When looking outside the U.S., the picture becomes even more grim. Rao, who has over a decade of experience delivering vaccines to remote areas of the world through his work with The Bill and Melinda Gates Foundation, says it’s nearly impossible to keep the cold chain spectrum intact for developing countries.
“Even to reach a modicum of immunization, the developing world will need to wait until the vaccine volume reaches a certain level, as in 2 to 3 vaccines are approved by health authorities,” he said. “They may even have to wait for a liquid vaccine, or at least a -20˚C vaccine that is widely available.

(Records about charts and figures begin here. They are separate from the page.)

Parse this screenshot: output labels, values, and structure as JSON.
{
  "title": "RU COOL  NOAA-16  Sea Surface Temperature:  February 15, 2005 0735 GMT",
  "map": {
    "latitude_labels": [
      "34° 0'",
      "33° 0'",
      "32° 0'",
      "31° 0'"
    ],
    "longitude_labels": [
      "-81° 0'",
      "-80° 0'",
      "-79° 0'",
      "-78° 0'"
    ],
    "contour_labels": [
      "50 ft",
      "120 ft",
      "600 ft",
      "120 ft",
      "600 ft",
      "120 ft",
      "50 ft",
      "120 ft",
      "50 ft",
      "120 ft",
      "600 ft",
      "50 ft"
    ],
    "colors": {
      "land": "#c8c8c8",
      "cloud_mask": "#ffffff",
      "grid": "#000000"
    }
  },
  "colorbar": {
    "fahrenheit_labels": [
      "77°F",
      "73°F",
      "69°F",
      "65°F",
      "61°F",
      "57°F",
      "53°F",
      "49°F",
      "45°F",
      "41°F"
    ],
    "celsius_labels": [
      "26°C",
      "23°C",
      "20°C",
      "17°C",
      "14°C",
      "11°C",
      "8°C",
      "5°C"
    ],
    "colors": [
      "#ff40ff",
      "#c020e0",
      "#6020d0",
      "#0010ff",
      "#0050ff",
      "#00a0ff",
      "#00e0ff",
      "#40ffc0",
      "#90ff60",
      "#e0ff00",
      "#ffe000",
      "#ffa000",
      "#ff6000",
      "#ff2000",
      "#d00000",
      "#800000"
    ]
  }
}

The logistics of the frozen mRNA vaccines are mind-blowing for developing countries.”
The Associated Press estimates vaccine storage issues could leave 3 billion people in developing countries without access to a coronavirus vaccine.
Benefits of ULT freezers
For laboratories, hospitals and other health facilities looking to invest in ULT freezers, there are a few ideal characteristics to look for.
“Keep in mind that the difference between the room temperature and the storage temperature is often over 100˚C. Therefore, it is important to focus on cold performance: uniformity of temperature in the chamber when the door is closed and the ability to recover cold temperatures after door openings. A critical balance of low energy consumption, longevity and temperature performance the best COVID-19 vaccine ULT freezers,” said Radosevich.
Versatility is another key feature of these instruments. For example, B Medical Systems has units that can go from +2˚C to -20˚C with the turn of a dial. Ultra-low freezers that can go from -86˚C back down to -20˚C also provide flexibility and efficiency.
“Remote temperature monitoring that is equipped with real-time temperature information as well as historical information is very helpful,” Rao said. “A monitoring system can tell you if the door is open on one of the fridges. Additionally, if a freezer drops below a certain temperature, alarms are sent out.”